See the The Hyperfocal chart and calculator on the previous DOF page. The chart for your sensor size is all you would ever need to be able to use Hyperfocal.
Hyperfocal focus does not mean the infinity and the closest point are fully sharp, they are not. Instead it's just some definition of "the maximum limit of sharpness deemed acceptable". You might not always agree. The actual focus point is always the sharpest point, which can help the actual subject there. Or possibly focus at some intermediate point might be important. But it is good to know that if focus is at any distance greater than the Hyperfocal distance, DOF limit will reach to infinity. Focal length and f/stop and sensor size changes hyperfocal.
Again, a wide angle lens with a short focal length, stopped down well like to f/16, will reduce hyperfocal and increase the DOF range tremendously. That's often a big plus.
However, while hyperfocal is a strong concept, there is a caution. It may not always be the best choice, because the DOF limits are maximum limits of acceptability. Let's say maybe hyperfocal comes out as say 12 feet. Then focusing at 12 feet then will extend DOF to infinity, and back to 6 feet. Perfect if that's your goal, however focusing at 12 feet is NOT the same as focusing at infinity or at 6 feet. Actual focused distance is always the sharpest point.
Or (in this case) focusing instead at infinity will reach back to hyperfocal at 12 feet, within perceived acceptable limits. Is one end (12 feet or infinity) more important to your picture? It is a choice, but there are choices.
Or maybe in many cases, even if hyperfocal is 12 feet, but there is really nothing really close this time, focusing on something out in the zone, like perhaps around 50 feet, is often a better compromise. For example, in the calculator, with sensor 1.5 Crop factor, 24 mm lens at f/8. Hyperfocal is about 12 feet. Background distance at 99999 shows CoC at infinity is about 1.0x the CoC limit, which is what DOF range means. CoC of 0.02 mm diameter roughly means only 1/0.02 = 50 line pairs per mm maximum resolution. But focusing at 50 feet is only 0.237x CoC at this 99999 infinity (sharper, 1/(0.02x0.237) is 210 line pairs per mm), and DOF extends back to 10 feet (which is not 6 feet, but maybe it is enough?) This could matter sometimes.
The best general plan is to always center the DOF range around the subject. Focusing on the subject more or less does that (but see Fraction of DOF in front of subject) below. Hyperfocal is a major principle, but can be used a few ways. One way is when you really need extreme DOF from infinity back to half of hyperfocal. Another way is any focus past hyperfocal will reach to infinity, and the further past it is sharper at infinity. Stop and consider if one end is the most important.

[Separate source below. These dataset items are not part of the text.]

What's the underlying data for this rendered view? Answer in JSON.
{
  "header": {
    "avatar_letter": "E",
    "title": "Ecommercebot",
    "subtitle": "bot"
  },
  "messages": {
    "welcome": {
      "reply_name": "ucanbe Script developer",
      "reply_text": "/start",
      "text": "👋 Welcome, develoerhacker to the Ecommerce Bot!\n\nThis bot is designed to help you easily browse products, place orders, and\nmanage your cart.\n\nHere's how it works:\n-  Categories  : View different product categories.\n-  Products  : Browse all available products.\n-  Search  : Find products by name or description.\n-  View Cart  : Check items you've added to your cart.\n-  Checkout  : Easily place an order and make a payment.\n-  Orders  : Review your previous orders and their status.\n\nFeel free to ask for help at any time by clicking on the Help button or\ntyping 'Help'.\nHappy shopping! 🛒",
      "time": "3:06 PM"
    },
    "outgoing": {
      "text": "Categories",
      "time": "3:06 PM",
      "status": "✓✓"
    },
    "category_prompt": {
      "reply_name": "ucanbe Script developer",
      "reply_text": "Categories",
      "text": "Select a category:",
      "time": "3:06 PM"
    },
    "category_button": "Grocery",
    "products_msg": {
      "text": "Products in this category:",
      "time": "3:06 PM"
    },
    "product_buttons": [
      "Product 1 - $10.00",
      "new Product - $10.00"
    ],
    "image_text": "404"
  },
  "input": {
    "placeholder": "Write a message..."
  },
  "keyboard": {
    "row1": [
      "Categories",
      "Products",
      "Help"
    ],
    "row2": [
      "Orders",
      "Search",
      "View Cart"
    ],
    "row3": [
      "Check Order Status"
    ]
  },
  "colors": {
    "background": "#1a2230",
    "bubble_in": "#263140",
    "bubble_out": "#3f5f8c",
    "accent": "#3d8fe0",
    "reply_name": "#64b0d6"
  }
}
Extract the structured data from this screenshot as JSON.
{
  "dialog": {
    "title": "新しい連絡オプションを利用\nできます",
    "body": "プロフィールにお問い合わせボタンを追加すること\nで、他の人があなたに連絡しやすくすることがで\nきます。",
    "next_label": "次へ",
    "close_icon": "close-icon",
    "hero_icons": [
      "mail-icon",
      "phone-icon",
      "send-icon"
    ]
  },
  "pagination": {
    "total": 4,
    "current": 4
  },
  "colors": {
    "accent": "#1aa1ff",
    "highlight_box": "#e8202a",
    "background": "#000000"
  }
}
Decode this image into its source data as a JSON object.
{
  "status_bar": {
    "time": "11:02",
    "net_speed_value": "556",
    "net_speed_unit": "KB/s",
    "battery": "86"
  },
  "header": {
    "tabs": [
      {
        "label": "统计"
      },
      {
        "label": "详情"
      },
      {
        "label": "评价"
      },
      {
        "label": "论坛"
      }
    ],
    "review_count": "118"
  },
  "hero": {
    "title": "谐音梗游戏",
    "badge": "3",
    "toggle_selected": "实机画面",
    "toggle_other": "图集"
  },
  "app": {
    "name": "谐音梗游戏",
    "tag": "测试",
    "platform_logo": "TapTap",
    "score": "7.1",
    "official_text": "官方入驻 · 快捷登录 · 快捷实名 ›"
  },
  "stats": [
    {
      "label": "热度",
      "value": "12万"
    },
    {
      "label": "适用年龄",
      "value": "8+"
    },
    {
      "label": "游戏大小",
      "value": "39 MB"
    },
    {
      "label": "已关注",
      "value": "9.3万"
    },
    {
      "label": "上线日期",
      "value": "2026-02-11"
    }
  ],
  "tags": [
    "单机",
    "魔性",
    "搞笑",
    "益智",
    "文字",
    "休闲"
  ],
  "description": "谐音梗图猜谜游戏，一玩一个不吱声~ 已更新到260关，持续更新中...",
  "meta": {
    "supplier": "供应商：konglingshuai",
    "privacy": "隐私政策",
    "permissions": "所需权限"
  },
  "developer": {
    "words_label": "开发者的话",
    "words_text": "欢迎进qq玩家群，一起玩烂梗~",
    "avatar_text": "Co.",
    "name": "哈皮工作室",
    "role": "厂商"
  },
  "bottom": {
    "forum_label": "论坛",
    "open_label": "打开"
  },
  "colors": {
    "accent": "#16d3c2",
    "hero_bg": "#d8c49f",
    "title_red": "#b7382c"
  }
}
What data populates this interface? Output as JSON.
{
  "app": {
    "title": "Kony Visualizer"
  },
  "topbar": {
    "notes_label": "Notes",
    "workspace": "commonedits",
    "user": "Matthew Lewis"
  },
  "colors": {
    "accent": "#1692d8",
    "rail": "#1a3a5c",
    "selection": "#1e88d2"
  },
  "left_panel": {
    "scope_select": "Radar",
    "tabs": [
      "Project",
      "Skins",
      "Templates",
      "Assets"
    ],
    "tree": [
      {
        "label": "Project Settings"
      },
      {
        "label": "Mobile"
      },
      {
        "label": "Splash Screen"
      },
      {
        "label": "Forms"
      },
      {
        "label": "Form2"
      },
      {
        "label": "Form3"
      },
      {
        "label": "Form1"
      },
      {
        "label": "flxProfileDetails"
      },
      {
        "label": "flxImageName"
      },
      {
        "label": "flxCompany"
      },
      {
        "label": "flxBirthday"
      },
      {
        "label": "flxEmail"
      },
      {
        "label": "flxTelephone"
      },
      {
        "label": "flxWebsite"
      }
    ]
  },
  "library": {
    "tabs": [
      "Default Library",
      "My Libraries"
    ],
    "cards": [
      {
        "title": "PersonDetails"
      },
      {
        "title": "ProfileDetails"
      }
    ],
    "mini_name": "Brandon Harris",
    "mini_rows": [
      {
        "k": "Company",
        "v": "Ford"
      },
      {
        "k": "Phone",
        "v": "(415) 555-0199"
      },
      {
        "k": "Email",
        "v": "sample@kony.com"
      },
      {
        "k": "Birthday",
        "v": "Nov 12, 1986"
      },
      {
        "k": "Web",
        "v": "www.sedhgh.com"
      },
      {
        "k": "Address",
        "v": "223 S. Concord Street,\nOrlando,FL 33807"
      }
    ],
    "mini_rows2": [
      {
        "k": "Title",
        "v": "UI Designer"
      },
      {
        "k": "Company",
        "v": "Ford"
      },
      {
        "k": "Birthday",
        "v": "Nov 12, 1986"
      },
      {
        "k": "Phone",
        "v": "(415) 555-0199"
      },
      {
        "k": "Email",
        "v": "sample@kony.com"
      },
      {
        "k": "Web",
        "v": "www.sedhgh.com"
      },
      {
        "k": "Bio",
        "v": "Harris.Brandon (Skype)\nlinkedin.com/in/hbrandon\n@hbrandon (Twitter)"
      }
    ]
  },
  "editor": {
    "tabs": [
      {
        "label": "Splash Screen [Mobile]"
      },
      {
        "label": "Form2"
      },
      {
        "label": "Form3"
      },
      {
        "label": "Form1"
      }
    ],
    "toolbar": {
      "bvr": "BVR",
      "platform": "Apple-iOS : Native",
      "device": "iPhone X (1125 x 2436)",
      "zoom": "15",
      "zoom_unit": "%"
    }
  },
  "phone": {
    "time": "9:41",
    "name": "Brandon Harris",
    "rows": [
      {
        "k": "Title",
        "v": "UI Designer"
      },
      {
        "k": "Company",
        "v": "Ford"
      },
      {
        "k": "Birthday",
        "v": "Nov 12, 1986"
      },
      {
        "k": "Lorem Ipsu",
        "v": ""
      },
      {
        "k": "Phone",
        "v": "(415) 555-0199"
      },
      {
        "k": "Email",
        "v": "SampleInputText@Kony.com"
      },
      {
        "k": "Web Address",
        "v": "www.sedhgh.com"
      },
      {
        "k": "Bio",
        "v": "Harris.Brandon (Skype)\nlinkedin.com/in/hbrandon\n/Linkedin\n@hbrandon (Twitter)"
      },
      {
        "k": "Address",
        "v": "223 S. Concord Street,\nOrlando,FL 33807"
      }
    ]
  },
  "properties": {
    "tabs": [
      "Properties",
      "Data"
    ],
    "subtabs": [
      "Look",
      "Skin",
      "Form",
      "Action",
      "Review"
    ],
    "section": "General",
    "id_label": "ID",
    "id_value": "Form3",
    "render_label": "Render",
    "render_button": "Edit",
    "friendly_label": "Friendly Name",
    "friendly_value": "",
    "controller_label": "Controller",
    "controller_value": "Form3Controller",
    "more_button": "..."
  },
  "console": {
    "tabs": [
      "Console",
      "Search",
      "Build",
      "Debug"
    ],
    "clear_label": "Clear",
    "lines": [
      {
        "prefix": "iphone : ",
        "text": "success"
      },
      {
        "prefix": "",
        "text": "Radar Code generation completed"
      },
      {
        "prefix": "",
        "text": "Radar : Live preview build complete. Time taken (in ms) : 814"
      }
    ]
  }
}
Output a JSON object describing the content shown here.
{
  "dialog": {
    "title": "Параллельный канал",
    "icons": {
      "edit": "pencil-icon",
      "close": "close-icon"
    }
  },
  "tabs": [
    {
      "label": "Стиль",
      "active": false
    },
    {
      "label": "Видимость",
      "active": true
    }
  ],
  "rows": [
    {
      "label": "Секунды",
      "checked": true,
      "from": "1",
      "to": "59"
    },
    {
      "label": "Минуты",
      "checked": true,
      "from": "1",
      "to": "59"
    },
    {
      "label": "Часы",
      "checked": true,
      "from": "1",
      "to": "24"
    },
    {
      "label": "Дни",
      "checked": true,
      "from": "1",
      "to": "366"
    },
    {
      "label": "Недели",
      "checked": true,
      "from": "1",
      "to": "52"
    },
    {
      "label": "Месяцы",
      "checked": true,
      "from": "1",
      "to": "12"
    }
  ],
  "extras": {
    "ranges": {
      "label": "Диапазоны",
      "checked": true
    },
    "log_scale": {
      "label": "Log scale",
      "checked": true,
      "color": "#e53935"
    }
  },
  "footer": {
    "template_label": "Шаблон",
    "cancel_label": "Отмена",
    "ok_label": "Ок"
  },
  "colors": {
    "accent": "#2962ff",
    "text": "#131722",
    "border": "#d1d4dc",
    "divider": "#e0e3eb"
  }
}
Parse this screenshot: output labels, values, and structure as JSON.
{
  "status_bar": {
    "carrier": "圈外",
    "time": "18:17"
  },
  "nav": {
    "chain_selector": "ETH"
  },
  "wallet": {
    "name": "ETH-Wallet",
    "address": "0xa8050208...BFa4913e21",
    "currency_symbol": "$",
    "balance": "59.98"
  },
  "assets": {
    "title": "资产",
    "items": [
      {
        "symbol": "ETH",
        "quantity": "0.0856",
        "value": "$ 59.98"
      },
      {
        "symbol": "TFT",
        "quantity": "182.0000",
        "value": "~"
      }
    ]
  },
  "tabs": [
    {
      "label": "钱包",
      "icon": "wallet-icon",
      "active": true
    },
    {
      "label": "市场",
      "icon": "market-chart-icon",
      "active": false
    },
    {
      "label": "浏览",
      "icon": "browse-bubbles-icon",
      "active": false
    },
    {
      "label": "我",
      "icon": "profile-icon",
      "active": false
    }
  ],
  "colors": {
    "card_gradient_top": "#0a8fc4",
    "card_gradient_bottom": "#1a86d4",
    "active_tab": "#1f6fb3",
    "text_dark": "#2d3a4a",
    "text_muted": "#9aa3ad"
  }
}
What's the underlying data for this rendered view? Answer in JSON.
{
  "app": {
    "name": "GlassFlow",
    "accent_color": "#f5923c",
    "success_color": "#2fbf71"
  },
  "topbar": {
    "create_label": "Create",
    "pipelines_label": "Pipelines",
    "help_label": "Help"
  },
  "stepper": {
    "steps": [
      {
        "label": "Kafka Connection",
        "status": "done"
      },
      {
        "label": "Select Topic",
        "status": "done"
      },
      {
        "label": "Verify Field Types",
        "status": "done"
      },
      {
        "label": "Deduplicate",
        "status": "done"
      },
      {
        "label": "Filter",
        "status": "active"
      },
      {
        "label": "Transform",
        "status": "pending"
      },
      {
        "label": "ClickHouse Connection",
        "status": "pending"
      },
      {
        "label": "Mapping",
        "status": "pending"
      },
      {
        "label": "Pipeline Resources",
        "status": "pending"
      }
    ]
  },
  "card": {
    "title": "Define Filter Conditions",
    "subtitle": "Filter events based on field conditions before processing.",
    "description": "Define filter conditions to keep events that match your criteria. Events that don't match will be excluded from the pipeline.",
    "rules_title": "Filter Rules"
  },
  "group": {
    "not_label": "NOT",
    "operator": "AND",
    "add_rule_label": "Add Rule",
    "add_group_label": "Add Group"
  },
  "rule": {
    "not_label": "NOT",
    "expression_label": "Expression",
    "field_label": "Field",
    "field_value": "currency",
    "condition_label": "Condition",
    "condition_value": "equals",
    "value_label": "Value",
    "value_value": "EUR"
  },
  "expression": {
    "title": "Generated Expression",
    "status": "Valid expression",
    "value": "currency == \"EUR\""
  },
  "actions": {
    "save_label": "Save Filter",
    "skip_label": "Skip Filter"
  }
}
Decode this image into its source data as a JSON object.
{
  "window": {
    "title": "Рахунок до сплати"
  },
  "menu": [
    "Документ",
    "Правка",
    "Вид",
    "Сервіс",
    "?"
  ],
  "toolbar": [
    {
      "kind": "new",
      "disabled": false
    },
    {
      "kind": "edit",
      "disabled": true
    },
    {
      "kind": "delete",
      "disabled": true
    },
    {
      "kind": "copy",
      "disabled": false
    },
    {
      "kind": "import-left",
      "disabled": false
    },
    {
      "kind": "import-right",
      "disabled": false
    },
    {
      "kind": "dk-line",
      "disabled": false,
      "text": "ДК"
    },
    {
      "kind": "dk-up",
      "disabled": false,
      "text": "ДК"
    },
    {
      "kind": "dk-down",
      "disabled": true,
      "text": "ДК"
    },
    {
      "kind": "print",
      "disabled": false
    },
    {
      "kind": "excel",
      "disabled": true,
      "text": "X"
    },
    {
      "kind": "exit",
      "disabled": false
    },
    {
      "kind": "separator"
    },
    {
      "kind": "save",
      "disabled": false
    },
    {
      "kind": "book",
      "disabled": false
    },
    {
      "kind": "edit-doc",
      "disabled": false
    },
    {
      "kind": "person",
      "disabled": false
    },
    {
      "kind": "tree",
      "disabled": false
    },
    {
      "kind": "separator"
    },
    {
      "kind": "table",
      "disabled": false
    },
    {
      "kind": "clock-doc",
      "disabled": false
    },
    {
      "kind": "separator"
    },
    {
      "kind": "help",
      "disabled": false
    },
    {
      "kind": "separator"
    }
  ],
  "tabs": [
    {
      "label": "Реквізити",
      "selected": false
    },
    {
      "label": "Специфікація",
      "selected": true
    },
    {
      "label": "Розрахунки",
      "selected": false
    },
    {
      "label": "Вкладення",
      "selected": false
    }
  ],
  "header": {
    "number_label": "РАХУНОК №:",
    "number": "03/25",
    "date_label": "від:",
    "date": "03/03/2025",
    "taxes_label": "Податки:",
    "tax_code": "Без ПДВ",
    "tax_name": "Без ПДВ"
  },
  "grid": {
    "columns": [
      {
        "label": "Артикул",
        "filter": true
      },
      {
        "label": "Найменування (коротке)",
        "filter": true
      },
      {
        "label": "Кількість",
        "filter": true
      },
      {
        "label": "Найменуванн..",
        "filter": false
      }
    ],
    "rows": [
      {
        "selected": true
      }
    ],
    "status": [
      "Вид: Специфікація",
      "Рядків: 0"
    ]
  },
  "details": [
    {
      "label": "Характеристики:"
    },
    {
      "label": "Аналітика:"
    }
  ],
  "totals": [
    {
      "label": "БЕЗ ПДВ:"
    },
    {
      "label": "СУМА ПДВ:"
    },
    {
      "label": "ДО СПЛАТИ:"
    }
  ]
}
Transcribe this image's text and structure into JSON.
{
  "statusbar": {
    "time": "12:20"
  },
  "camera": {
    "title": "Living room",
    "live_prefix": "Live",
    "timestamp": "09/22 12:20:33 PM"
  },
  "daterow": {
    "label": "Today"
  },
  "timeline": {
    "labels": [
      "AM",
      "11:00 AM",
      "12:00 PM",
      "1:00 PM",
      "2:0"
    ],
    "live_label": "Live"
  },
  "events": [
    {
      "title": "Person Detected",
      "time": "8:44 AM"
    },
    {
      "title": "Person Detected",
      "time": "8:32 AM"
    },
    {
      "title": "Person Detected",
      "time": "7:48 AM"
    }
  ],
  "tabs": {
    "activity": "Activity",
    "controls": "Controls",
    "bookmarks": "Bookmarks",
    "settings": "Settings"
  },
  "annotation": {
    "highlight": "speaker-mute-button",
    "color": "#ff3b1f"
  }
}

Subject distance is a factor of DOF, but it does not affect hyperfocal distance. But subject distance at hyperfocal is a big effect.
Hyperfocal varies with the square of focal length ratio. Doubling focal length gives 4x hyperfocal distance, or 10x focal length gives 100x hyperfocal. And one half of focal length gives 1/4 hyperfocal distance. Hyperfocal distance is not affected by focus distance.
Stopping down two stops more gives half of hyperfocal distance (stopping down one more stop is 0.707 x hyperfocal).
So, doubling focal length AND stopping down four more stops is the same hyperfocal distance.
In our calculator example on previous page about standing back with longer lens to better blur the background, the longer lens blurs the background more. But at an "equivalent" subject distance, for the same planned Field of View (to create the same picture) and at the same f/stop, the subject DOF range is the same overall span. And then stopping down the longer lens a bit more increases the DOF at the subject, but leaves the background DOF still less (if background is sufficiently distant to separate these two zones). Both results can be good goals.
These are basic ideas which have been known for maybe 150 years. The alternative of simply focusing on the near side of the subject zone typically wastes much of the depth of field range in the empty space out in front of the focus point, where there may be nothing of interest. Focusing more into the depth centers and maximizes the DOF range, generally more useful. We hear it said about moderate distance scenes (not including infinity) that focusing at a point 1/3 of the way into the depth range works for this, which is often near true, maybe a little crude, better than knowing nothing, but some situations do vary from that 1/3 depth (below). Close and macro focus situations are closer to the middle at 1/2 way in, and don't include infinity.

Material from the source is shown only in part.